|© Dot Connector Magazine|
By Laura Knight-Jadczyk
This article was first published in The Dot Connector Magazine, official publication of Sott.net.
When you think of Halloween, what is the first image that comes to mind? I took a little informal poll among my friends, family and associates. Guess what image came in first? Jack-o-lanterns! Bet you thought I was going to say "witches". Well, I sure thought it would be witches, but they only came in a close second!..
When I think of Halloween, I think of grade-school art projects where we cut out silhouettes of witches to paste onto large yellow moons made of construction paper. The witch was always on a broom with her black dress flying in the wind, accompanied by a black cat sitting on the back of the broom. I wondered even then how the cat managed to stay on and why anybody would think that straddling a broomstick as a seat would be even remotely comfortable.
But, there you have it: in a significant way, Halloween is associated with witches, evil women who consort with the devil and do evil things like caging lost children to fatten them up and eat them, giving poisoned apples and setting up spinning wheels to poison abandoned or hapless princesses who are only looking for true love.
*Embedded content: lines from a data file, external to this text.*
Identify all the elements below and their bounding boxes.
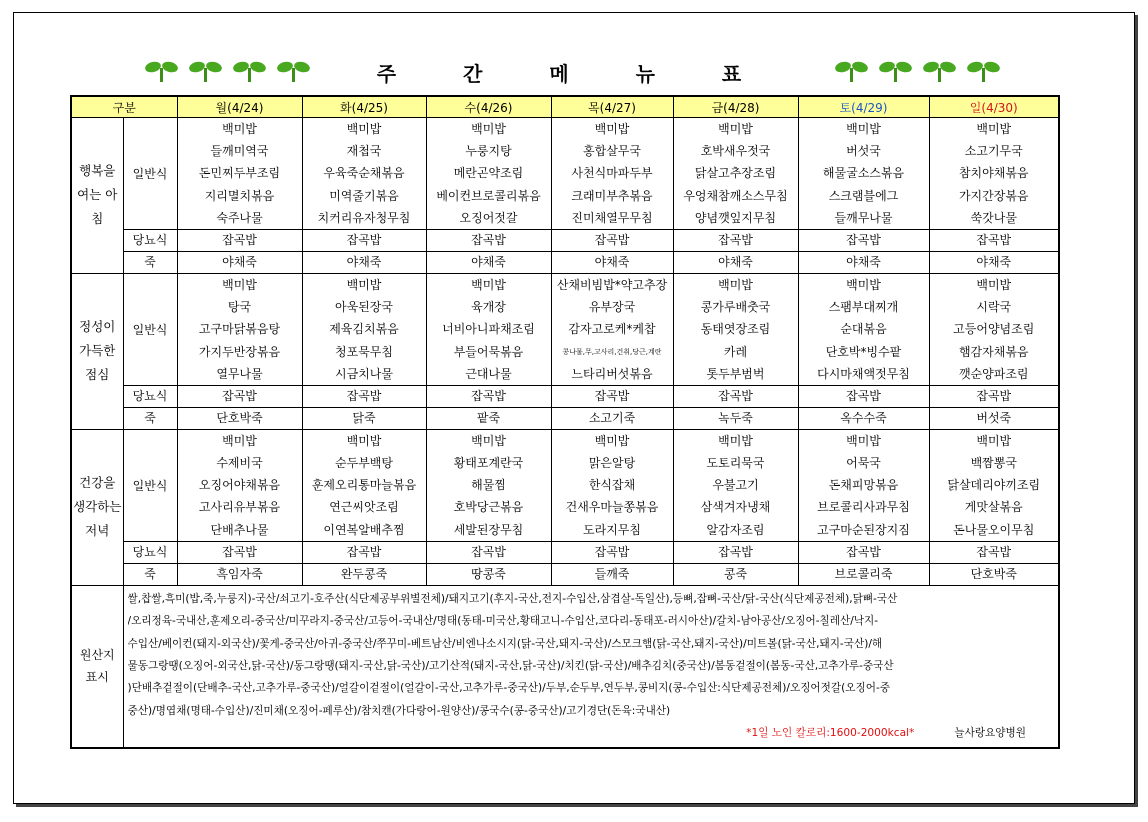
diabetic-cell: 잡곡밥 — [177, 541, 302, 563]
porridge-label: 죽 — [123, 563, 177, 585]
origin-line: )단배추겉절이(단배추-국산,고추가루-중국산)/얼갈이겉절이(얼갈이-국산,고추가루-중국산)/두부,순두부,연두부,콩비지(콩-수입산:식단제공전체)/오징어젓갈(오징어-중 — [127, 682, 891, 695]
general-label: 일반식 — [123, 429, 177, 541]
menu-cell — [177, 429, 302, 541]
menu-item: 단호박*빙수팥 — [825, 344, 902, 359]
porridge-cell: 야채죽 — [798, 251, 929, 273]
origin-line: 중산)/명엽채(명태-수입산)/진미채(오징어-페루산)/참치캔(가다랑어-원양산)/콩국수(콩-중국산)/고기경단(돈육:국내산) — [127, 704, 671, 717]
menu-item: 느타리버섯볶음 — [571, 366, 653, 381]
diabetic-cell: 잡곡밥 — [798, 229, 929, 251]
menu-item: 햄감자채볶음 — [958, 344, 1029, 359]
menu-item: 알감자조림 — [706, 522, 765, 537]
menu-item: 백미밥 — [471, 433, 506, 448]
menu-item: 건새우마늘쫑볶음 — [565, 500, 659, 515]
weekly-menu-table — [70, 95, 1060, 749]
diabetic-cell: 잡곡밥 — [551, 229, 673, 251]
origin-line: 쌀,찹쌀,흑미(밥,죽,누룽지)-국산/쇠고기-호주산(식단제공부위별전체)/돼지고기(후지-국산,전지-수입산,삼겹살-독일산),등뼈,잡뼈-국산/닭-국산(식단제공전체),닭뼈-국산 — [127, 592, 898, 605]
diabetic-cell: 잡곡밥 — [177, 385, 302, 407]
menu-item: 부들어묵볶음 — [453, 344, 524, 359]
diabetic-cell: 잡곡밥 — [302, 541, 426, 563]
menu-item: 백미밥 — [222, 433, 257, 448]
menu-item: 순두부백탕 — [335, 456, 393, 471]
porridge-cell: 팥죽 — [426, 407, 551, 429]
menu-item: 쑥갓나물 — [970, 210, 1017, 225]
porridge-meal-row — [71, 251, 1059, 273]
porridge-cell: 닭죽 — [302, 407, 426, 429]
diabetic-label: 당뇨식 — [123, 541, 177, 563]
menu-item: 우불고기 — [712, 478, 759, 493]
day-header: 목(4/27) — [551, 96, 673, 118]
origin-line: 물동그랑땡(오징어-외국산,닭-국산)/동그랑땡(돼지-국산,닭-국산)/고기산적(돼지-국산,닭-국산)/치킨(닭-국산)/배추김치(중국산)/봄동겉절이(봄동-국산,고추가루-중국산 — [127, 660, 894, 673]
diabetic-cell: 잡곡밥 — [426, 385, 551, 407]
menu-item: 감자고로케*케찹 — [568, 322, 656, 337]
diabetic-cell: 잡곡밥 — [798, 385, 929, 407]
menu-item: 이연복알배추찜 — [323, 522, 405, 537]
menu-item: 삼색겨자냉채 — [700, 500, 771, 515]
general-label: 일반식 — [123, 273, 177, 385]
porridge-cell: 야채죽 — [177, 251, 302, 273]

The word 'witch' comes to us from the Old English wicca, which was a masculine word meaning 'wizard'. The feminine version was wicce, pronounced 'witch'. This came from Middle High German wicken , which meant to 'bewitch', and even older, from Old High German wīh which meant 'holy'. The dictionary tells us that a witch is someone who has malignant supernatural powers and practices spell casting with the aid of a devil or familiar. It also refers to an ugly old woman, or a beautiful young woman. The word 'witch' is an epithet for any woman who isn't inclined to be a doormat, flung to the floor by any individual who wants her to be subject to his or her will. Last of all, a witch is a practitioner of Wicca.
Wicca is a British construct created by an amateur anthropologist named Gerald Gardner who claimed to have had many interesting encounters and experiences with the occult and paranormal throughout his life. At one point, he claimed to have doctoral degrees from the Universities of Singapore and Toulouse, which was a lie. He claimed that he was initiated into a New Forest coven of witches which was the survival of a pre-Christian pagan witch cult. This alleged ancient coven has been shown by subsequent research to have been formed in the early 20th century and its ideas were based mainly on folk magic and the theories of Margaret Murray, so again, his honesty is rather suspect.
Gardner incorporated elements from Freemasonry, ceremonial magic, and the imaginings of Aleister Crowley and others. Most of what one sees when carefully examining these elements that combined to form modern Wicca bears no relationship whatsoever to the ancient religions as they can be discerned by deep study. Rather, these elements are likely more influenced by taking the descriptions of the persecutors of witches during the Inquisition as a guideline, instead of realizing that they were the defamatory falsifications of psychopaths. It is more likely that those accused of witchcraft during the witch persecutions were following beliefs akin to those of the Cathars - dualism - or even more ancient dualistic concepts. They also likely employed ancient knowledge handed down from Paleolithic shamanic systems which had little to nothing to do with 'ceremonial magic', spells or a 'liberal code of morality'. Unfortunately, neither Gardner nor Crowley had access to modern scientific archaeological studies from which one can actually infer something about the abilities, beliefs and practices of our truly remarkable ancestors.